Après un temps de réflexion, il recommanda de sélectionner les bambous de plus grosses sections et de les ficeler afin de créer deux cylindres. Une fois les deux flotteurs réalisés, il proposa de les lier par des traverses et finalement de fixer sur ces dernières un plancher de bambous de petits calibres. Ils convinrent qu’il était inutile de fabriquer un gouvernail. Francis leur avait en effet appris comment une personne, placée à l’arrière et équipée d’une rame, pouvait aisément manœuvrer l’embarcation. Pour la confection des pagaies, c’était plus compliqué, mais pas impossible. Axel proposa de les réaliser en fendant le bout d’un bambou de bon calibre qui servirait de manche et d’y insérer perpendiculairement des morceaux fendus de diamètre inférieur. En les liant à la manière d’une claie, il pensait obtenir une pale correcte.

Une fois les explications terminées, Christophe manifesta bruyamment son impatience pour commencer la construction. Ils devaient agir au plus vite pour avoir une chance de rattraper les scouts espagnols. Il leur rappela que la menace qui les poursuivait rôdait peut-être non loin d’eux.

Ils pénétrèrent dans le taillis afin de retourner collecter des bambous, Jeannot resta en retrait pour scruter l'autre côté de la rivière.

— Et s'il avait vraiment vu quelqu'un ? lança-t-il à Pierrot.

— Oui... nos jumeaux....Tu connais Axel. Il psychote pour un rien.

Jeannot acquiesça d'un sourire.

Tout le monde s’affaira à l'assemblage des bambous et au bout d'une heure, à suivre les indications d’Axel, l'embarcation était terminée.

— Ça, c'est du radeau de compet' ! s’exclama Aimé.

— La dernière fois, tu nous as sorti ça au PiAthlon : on a tous fini à la baille après deux coups de pagaie, soupira Christophe.

En effet, au cours d'un week-end réunissant les pionniers de tout le département, les chefs avaient organisé une course relais en radeau. Au début de la compétition, chaque équipe s'était vu fournir du matériel pour la réalisation de leur embarcation. Francis était venu leur donner des conseils : « Prenez votre temps pour la construction, cela vous en fera gagner par la suite ». Mais, trop confiants en eux-mêmes, ils ne l'avaient pas écouté. Résultat, le radeau s'était disloqué dès la première mise à l'eau, les obligeant à tout recommencer et perdant ainsi de précieuses minutes.

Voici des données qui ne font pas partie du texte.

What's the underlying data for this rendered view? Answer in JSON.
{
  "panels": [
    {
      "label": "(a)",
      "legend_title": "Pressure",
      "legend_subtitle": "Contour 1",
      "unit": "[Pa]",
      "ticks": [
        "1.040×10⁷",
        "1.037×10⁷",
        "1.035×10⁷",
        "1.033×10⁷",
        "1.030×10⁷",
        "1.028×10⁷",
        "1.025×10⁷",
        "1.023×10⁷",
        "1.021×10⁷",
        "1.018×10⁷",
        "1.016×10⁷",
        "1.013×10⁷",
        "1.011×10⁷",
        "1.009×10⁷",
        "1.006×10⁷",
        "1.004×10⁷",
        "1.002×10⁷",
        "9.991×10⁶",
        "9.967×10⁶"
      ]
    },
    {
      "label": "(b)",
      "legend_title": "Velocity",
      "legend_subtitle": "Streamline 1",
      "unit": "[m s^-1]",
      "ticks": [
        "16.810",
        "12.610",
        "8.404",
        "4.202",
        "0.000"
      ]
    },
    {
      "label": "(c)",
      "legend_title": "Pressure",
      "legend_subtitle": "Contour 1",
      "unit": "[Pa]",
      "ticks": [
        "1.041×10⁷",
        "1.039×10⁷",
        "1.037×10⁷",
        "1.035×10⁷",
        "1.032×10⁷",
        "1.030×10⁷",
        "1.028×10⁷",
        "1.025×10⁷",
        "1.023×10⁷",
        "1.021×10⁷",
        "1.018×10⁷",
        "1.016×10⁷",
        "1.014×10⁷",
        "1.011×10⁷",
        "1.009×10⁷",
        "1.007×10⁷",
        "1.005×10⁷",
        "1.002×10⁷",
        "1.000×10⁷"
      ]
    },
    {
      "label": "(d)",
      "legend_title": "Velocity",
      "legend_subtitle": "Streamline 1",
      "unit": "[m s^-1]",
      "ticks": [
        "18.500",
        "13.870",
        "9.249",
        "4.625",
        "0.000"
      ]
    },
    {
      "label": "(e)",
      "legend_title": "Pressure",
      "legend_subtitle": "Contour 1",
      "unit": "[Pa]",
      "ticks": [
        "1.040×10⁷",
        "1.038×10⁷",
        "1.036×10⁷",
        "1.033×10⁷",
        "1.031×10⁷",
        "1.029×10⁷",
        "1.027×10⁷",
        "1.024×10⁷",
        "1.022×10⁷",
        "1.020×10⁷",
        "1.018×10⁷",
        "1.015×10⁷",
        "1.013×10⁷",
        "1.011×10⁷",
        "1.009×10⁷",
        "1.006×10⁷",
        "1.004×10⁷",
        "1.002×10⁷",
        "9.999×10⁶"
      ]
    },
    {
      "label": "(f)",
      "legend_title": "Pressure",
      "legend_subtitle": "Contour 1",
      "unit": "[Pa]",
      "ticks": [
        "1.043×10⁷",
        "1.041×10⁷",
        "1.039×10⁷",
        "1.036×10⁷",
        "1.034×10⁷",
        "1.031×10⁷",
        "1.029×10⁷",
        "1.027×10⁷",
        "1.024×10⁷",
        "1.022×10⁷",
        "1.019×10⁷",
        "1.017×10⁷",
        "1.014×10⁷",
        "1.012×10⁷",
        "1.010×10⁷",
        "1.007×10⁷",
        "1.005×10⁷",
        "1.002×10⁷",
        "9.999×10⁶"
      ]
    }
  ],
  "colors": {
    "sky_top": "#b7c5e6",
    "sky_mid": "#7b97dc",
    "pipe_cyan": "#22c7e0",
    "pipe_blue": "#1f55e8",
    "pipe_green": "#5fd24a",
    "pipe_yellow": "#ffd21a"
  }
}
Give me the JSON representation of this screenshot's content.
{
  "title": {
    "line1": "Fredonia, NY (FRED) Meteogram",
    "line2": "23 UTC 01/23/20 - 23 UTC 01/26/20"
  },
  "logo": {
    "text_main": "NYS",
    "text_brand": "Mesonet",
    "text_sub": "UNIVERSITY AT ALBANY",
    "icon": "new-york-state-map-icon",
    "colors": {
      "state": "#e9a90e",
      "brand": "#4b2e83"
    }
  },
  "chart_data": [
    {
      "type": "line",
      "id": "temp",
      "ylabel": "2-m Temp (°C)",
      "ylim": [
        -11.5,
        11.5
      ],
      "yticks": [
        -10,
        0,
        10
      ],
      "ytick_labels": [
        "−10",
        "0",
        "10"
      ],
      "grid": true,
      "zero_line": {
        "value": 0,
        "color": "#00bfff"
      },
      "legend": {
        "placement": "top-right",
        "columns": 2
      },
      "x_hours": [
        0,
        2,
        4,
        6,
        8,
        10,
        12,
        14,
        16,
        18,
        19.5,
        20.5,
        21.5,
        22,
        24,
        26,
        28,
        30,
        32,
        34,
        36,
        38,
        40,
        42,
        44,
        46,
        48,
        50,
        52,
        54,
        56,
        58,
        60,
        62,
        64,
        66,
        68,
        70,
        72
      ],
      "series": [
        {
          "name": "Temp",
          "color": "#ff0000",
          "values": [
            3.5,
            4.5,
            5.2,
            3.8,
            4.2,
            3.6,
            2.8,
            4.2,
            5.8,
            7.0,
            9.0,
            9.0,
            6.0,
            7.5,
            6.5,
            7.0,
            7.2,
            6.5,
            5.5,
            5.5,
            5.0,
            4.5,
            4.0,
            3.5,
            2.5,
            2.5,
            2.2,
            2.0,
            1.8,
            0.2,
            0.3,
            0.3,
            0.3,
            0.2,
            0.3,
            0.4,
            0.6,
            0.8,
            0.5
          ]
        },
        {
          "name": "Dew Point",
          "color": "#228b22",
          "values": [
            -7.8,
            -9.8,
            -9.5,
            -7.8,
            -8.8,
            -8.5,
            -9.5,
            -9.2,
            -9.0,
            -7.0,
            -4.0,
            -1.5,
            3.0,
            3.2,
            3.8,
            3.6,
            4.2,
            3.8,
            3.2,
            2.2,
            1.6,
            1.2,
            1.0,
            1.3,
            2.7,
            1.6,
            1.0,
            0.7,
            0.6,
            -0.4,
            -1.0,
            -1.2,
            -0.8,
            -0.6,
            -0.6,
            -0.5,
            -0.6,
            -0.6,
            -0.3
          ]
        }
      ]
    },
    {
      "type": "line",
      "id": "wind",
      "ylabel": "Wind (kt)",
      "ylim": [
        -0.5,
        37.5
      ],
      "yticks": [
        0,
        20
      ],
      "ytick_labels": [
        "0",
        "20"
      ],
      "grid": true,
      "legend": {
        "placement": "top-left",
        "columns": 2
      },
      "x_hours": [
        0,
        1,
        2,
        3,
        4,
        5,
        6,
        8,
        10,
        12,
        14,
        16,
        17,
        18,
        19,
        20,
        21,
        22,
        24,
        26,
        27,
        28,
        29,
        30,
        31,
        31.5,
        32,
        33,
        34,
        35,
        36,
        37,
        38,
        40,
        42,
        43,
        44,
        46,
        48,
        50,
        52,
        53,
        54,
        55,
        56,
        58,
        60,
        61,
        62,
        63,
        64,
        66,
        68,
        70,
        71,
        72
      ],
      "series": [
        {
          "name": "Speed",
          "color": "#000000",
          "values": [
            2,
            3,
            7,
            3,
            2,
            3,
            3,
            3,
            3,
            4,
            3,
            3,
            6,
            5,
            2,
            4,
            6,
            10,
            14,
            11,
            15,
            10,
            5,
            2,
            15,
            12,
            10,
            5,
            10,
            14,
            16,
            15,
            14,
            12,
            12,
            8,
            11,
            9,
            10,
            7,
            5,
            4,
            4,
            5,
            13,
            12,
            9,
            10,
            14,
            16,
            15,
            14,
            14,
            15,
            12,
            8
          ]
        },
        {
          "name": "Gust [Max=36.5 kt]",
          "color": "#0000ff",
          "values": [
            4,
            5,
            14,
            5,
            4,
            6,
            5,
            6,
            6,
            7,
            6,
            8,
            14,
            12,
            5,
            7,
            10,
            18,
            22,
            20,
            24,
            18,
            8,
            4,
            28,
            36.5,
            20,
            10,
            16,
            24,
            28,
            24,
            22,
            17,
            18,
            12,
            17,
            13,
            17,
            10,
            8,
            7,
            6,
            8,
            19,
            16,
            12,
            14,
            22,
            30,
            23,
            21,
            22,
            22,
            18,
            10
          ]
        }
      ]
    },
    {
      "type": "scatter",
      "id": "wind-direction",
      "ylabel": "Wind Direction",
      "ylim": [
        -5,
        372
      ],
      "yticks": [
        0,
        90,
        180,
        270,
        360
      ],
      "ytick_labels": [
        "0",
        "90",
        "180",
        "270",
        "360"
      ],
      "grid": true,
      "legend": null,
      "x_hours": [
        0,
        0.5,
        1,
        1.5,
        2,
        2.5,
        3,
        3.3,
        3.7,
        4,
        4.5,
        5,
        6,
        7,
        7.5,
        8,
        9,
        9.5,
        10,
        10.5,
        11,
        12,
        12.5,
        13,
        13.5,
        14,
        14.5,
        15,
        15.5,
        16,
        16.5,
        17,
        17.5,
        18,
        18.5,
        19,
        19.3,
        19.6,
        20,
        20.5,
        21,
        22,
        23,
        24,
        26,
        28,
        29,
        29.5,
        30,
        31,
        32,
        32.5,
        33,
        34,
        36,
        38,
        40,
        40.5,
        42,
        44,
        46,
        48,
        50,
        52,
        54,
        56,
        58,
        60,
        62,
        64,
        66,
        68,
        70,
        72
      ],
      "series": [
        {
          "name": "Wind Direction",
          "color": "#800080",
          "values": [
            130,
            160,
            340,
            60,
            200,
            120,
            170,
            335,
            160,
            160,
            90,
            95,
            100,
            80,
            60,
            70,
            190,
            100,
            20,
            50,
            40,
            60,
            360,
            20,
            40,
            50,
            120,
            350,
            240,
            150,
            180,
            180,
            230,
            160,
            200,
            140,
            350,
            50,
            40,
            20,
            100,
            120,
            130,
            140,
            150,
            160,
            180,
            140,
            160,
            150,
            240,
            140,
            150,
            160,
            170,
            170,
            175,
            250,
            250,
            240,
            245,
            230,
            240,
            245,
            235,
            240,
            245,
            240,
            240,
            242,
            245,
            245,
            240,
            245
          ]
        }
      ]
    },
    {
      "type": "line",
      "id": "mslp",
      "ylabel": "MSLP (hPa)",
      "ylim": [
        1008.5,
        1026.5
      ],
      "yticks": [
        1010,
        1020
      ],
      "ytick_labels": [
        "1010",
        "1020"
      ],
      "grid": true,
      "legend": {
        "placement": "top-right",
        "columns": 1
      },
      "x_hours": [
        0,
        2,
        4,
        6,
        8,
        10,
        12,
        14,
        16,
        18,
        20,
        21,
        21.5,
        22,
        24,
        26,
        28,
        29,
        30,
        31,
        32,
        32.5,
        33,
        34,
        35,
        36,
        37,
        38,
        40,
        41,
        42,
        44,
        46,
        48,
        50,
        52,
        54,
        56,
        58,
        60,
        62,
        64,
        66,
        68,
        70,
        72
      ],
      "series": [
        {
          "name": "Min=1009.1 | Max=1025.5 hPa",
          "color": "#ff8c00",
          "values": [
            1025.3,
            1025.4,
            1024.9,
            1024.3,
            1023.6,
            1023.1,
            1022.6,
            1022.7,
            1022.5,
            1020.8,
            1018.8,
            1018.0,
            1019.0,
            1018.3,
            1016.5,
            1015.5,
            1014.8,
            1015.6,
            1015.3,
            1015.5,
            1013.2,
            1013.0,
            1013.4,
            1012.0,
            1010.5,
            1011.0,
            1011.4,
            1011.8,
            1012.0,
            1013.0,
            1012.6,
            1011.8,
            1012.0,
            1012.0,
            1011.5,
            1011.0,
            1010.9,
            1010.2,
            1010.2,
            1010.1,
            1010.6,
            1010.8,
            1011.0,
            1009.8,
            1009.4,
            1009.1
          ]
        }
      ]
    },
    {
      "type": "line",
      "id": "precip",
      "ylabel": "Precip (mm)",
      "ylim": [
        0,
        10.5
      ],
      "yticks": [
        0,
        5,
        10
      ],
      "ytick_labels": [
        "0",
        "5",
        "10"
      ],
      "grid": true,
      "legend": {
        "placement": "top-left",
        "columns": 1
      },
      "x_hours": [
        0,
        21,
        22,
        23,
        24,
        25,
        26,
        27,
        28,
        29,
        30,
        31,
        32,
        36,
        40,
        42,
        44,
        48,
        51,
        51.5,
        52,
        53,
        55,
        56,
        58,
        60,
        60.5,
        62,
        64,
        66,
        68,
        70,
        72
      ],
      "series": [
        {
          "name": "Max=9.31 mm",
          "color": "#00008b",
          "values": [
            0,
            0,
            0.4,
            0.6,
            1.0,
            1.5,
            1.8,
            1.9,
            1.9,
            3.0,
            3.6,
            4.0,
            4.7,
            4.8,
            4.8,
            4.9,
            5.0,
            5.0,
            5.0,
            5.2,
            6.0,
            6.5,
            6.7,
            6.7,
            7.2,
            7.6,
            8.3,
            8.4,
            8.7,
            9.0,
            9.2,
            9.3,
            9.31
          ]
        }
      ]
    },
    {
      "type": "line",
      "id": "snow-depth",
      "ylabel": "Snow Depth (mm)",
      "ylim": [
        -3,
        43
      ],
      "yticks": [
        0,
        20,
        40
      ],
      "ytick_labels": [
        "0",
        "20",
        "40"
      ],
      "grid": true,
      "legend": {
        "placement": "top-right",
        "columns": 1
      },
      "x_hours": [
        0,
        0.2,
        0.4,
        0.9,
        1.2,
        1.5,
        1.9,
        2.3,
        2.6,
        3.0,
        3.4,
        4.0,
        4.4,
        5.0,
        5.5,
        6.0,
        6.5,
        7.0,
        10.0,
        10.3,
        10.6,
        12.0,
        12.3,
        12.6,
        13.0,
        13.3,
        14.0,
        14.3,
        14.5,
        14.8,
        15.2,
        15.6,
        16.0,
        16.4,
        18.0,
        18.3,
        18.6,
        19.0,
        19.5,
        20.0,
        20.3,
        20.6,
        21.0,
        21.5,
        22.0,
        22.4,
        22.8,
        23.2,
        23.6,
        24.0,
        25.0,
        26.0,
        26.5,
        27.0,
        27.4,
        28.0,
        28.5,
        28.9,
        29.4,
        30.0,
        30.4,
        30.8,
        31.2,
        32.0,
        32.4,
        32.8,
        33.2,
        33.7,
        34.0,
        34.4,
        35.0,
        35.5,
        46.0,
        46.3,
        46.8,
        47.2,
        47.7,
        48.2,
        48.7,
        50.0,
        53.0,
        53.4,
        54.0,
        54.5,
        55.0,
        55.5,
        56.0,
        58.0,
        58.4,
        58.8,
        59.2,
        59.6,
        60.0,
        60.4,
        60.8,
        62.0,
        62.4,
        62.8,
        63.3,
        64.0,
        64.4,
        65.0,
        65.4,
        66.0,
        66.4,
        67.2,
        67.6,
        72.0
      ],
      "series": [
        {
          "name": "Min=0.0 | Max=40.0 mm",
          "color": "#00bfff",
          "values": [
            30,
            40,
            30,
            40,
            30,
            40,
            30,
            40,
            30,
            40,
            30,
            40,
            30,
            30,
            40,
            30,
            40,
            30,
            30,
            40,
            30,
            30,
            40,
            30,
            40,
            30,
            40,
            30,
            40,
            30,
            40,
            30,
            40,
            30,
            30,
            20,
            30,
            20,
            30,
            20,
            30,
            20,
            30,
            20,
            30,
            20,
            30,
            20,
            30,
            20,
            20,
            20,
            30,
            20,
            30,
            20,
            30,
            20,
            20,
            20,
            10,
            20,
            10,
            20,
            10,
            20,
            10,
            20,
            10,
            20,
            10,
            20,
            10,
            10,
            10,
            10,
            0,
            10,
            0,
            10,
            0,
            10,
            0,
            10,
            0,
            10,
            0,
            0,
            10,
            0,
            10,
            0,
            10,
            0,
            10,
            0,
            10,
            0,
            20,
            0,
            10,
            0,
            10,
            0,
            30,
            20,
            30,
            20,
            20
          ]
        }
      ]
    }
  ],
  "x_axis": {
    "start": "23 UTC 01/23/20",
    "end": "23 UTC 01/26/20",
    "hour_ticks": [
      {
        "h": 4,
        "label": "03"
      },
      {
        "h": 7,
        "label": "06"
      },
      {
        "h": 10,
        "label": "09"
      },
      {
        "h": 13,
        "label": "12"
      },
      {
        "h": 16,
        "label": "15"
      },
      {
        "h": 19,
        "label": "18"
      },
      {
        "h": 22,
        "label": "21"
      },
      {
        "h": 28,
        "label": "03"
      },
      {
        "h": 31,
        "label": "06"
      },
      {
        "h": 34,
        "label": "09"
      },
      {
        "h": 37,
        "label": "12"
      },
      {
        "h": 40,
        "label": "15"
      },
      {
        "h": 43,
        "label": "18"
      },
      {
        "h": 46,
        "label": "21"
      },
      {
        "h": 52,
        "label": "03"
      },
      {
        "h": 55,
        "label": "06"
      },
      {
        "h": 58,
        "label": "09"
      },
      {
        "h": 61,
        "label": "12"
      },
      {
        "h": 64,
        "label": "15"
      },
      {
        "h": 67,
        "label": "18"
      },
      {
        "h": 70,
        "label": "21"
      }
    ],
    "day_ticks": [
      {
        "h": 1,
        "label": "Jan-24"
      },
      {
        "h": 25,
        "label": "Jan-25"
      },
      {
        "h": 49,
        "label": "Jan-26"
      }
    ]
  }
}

Jeannot ne put s’empêcher de comparer cet événement avec leur précipitation pour franchir la porte de l’Ermitage. Cette fois-ci, il préférait suivre les conseils de Francis. Il suggéra à Pierrot de vérifier le serrage de tous les brêlages, car l'eau risquait de les détendre. Il demanda à Bébert d'examiner le matériel qui pourrait leur être utile. Bertrand exprima sa désapprobation quant à prendre des affaires des Espagnoles sans autorisation, incompatible avec l'esprit scout. Jeannot le rassura en expliquant qu'il ne s'agissait que d'un emprunt temporaire, qu'ils restitueraient dès qu'ils rattraperaient leurs propriétaires. Bertrand accepta l'argument et s’exécuta. Axel exhiba avec fierté les rames qu'ils avaient confectionnées.

— Regardez un peu ça, si ce n'est pas la classe, fanfaronna-t-il.

— Ça en jette ! Dommage que Francis ne soit pas là pour voir ça, regretta Pierrot.

Pour Jeannot, Francis semblait bel et bien à leurs côtés de par ses conseils passés. Le chef d’équipe observa fièrement ses compagnons s’occuper des derniers préparatifs. Bertrand n’avait finalement pas trouvé grand-chose d’utile : une longue corde et un paquet de biscuits qu’il s’empressa de distribuer aux autres.

Jeannot suggéra d'utiliser la corde pour créer une ligne de vie sur le radeau. Lorsqu’Aimé demanda la signification, Christophe lui rappela qu'il s'agissait d'une corde à installer sur le pourtour de l'embarcation, dont la présence était exiger par Francis à chaque fois. Elle permettait à quiconque tombant à l'eau de s'y raccrocher en cas de problème.

— Et sans gilets de sauvetage, il vaut mieux ne pas l’oublier ! précisa Jeannot.

— Une vraie mère poule, ce chef d’équipe, railla Aimé.

Une fois que Christophe eut terminé d’attacher la corde, ils mirent l'embarcation à flots et les pionniers se hissèrent dessus.